The sequel begins where the 1994 original left off: in grainy black-and-white at the suburban New Jersey Quick Stop where Dante (Brian O’Halloran) and Randal (Jeff Anderson) have toiled away mindlessly all these years. Only the place is on fire — causing “Clerks II” to shift cleverly into color and forcing the duo to find jobs they hate somewhere else.

They end up at Mooby’s, a sort of evil, Disneyfied fast-food chain where Rosario Dawson plays the impossibly cool, sexy manager, Becky, with whom Dante shares an unlikely chemistry. Dawson is effortlessly lovely, as always, and yet fits comfortably into Smith’s twisted universe. (The filmmaker said it best when he remarked that she makes you actually believe that Becky would have sex with Dante. We’re paraphrasing here, but you get the idea.)

Also joining the crew is virginal Elias (the endearingly jumpy Trevor Fehrman), a co-worker who’s freakish even among Smith’s usual misfits and comic-book geeks. Elias finds himself drawn into some of the most protracted, heated discussions with Randal the instigator — such as, which is better? “Star Wars” or “Lord of the Rings”? — the kinds of debates that members of Smith’s loyal fan base surely have had themselves in the comfort of their parents’ basements.

Meanwhile, drug dealers Jay and Silent Bob (Jason Mewes and Smith himself) stand outside the restaurant all day, just as they stood outside the convenience store. They serve as both Greek chorus and inane distraction — Jay frantically dancing and enjoying the sound of his own voice, Silent Bob chain smoking and letting his eyebrows do the talking — and provide some of the most staggeringly raunchy moments of all. (It is good, though, knowing that we’re seeing Mewes clean and sober on screen for the first time after years of drug addiction.)

There’s a plot, too, such as it is. “Clerks II” unfolds during Dante’s final day on the job before heading to Florida with his fiancee, the perky, blonde, controlling Emma (Jennifer Schwalbach, Smith’s real-life wife). Randal, who loves Dante in a totally hetero way, doubts that his best friend is truly happy with this woman; at the same time, Becky also hopes he’ll stay for her own secret reasons.

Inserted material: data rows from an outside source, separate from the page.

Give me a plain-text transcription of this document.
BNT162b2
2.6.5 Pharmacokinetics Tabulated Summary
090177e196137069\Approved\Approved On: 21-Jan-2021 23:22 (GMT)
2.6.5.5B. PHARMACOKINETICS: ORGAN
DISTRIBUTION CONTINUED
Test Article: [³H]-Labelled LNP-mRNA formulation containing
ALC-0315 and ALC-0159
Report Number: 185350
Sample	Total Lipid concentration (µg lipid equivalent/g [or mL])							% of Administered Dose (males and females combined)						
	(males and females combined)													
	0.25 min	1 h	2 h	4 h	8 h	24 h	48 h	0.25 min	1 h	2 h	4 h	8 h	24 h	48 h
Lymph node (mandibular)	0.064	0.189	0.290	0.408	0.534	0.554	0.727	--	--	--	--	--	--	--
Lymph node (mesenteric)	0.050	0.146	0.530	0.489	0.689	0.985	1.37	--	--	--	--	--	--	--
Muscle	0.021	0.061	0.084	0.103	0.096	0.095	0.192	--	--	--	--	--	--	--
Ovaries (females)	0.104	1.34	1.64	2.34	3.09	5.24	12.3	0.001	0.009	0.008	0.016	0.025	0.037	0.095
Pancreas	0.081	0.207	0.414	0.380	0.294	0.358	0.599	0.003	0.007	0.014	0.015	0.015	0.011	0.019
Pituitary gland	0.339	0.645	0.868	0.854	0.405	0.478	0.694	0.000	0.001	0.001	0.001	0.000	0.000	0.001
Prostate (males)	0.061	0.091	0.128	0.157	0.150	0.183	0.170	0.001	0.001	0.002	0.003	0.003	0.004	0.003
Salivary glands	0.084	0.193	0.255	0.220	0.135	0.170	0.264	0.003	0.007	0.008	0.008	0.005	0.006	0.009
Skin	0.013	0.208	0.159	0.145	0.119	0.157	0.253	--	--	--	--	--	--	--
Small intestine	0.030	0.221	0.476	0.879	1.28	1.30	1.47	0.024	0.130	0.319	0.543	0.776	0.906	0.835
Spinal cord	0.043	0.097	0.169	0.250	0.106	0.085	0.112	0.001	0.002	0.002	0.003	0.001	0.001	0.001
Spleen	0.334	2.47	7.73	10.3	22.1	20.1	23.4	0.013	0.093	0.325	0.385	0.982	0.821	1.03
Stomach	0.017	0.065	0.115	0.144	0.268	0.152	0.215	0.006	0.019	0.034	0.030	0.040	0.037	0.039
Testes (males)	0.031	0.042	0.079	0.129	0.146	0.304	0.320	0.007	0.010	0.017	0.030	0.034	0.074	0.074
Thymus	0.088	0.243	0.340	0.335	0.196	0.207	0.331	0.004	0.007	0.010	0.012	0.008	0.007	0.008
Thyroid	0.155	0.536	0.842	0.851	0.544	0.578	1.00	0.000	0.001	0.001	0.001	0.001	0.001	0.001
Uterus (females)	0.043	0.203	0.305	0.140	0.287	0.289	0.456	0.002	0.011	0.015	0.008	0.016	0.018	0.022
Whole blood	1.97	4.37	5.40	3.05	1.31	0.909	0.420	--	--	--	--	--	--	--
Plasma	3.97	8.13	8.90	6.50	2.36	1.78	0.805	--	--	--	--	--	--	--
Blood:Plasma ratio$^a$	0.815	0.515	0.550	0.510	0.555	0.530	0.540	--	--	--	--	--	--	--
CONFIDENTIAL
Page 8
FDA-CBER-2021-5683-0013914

As Dante’s confusion mounts, “Clerks II” builds toward its thunderous climax. And unfortunately, we mean that literally. Smith leaps brazenly into the abyss when he has Randal throw a going-away party for Dante at the restaurant, complete with ... um ... how to phrase this? There’s a donkey, a stage, disco lights and a smoke machine. It goes too far for too long and Smith just does not know when to rein it in (if you’ll pardon the pun). Or maybe he just doesn’t care.

Smith won’t win any new converts with “Clerks II,” but he’ll satisfy the devoted core audience. And for passing fans who longed for his low-budget roots, he’ll remind you of what you stopped in for in the first place.